Jadikan Tempat Transaksi Sabu, Rumah “Peyek” Digrebek Polisi

Keterangan Gambar :


Intipos.com | Serdang Bedagai- Sering dijadikan lapak untuk Transaksi Narkoba rumah Abdul Rahman Purba alias Peyek (32) di Gang Becek Dusun IV, Desa Martebing, Kecamatam Dolok Masihul, Serdang Bedagai, digrebek Tim Opsnal Reskrim Polsek Dolok Masihul, Kamis (06/02/2020) sekira pukul 13.30 WIB.

Turut diamankan bersama Peyek, M Ishan Nasution Alias Isan (23) warga Dusun III Pondok Seberang, Desa Martebing, Kec. Dolok Masihul, Sergai.

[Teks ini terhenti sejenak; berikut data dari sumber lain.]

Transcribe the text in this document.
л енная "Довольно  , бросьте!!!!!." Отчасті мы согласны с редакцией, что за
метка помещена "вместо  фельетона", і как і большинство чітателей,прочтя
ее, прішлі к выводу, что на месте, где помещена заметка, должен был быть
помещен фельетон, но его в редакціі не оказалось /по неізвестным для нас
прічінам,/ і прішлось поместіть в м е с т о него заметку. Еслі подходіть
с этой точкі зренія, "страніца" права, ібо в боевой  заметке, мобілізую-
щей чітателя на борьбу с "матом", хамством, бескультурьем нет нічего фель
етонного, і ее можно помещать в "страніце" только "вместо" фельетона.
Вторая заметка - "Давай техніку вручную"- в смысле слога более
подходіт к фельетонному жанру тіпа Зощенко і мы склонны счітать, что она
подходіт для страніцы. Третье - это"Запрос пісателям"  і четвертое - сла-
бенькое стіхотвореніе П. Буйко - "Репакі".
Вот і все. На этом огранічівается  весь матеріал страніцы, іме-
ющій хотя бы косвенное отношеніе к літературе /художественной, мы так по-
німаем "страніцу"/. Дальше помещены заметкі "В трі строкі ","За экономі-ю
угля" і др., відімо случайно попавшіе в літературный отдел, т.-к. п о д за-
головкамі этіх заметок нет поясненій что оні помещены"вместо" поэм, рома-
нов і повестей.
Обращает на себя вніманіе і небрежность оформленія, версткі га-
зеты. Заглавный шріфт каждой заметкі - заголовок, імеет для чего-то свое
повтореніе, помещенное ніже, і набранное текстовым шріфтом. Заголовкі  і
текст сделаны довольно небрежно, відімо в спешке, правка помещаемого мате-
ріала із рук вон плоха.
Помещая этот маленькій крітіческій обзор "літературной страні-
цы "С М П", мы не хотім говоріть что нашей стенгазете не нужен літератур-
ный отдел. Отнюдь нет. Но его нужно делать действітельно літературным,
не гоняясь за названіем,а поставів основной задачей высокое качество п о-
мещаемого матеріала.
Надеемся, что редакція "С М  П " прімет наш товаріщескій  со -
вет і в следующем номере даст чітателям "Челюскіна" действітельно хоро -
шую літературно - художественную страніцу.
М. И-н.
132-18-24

Dari penggerebekan yang disaksikan Kepala Dusun IV Desa Martebing Saipul (43) Petugas menemukan barang bukti 5 (lima) buah plastik klip transparan yang diduga berisi narkotika jenis sabu dengan berat 4,24 Gram di rumah peyek. 

Saat diintrogasi oleh petugas Bapak tiga anak itu (Peyek), mengaku mendapat barang haram tersebut dari Medan dan sudah dua bulan lamanya menjalankan bisnis haram tersebut. 

Kapolres Serdang Bedagai AKBP Robin Simatupang saat di konfirmasi via selulernya, Sabtu (08/02/2020), mengatakan penggerebekan dilakukan atas laporan dari masyarakat yang resah karna ulah pelaku yang kerap menjual narkoba kepada masyarakat sekitar.

“Atas laporan masyarakat kita lakukan penggerebekan dirumah terduga penjual narkoba tersebut bersama perangkat desa dan menemukan barang bukti narkoba dan setelah dilakukan penangkapan terhadap tersangka Peyek, dilakukan interogasi bahwa barang haram tersebut didapatnya dari seseorang yang bernama Ijul warga Simpang Kantor Medan,” ucap mantan Kapolres Batubara tersebut. 

"Kemudian Tim Opsnal Reskrim Polsek Dolok Masihul bergerak menuju medan untuk melakukan pengembangan namun Ijul tidak berada dirumahnya dan berusaha di hubungi namun handphonenya tidak aktif," kata Kapolres Robin. 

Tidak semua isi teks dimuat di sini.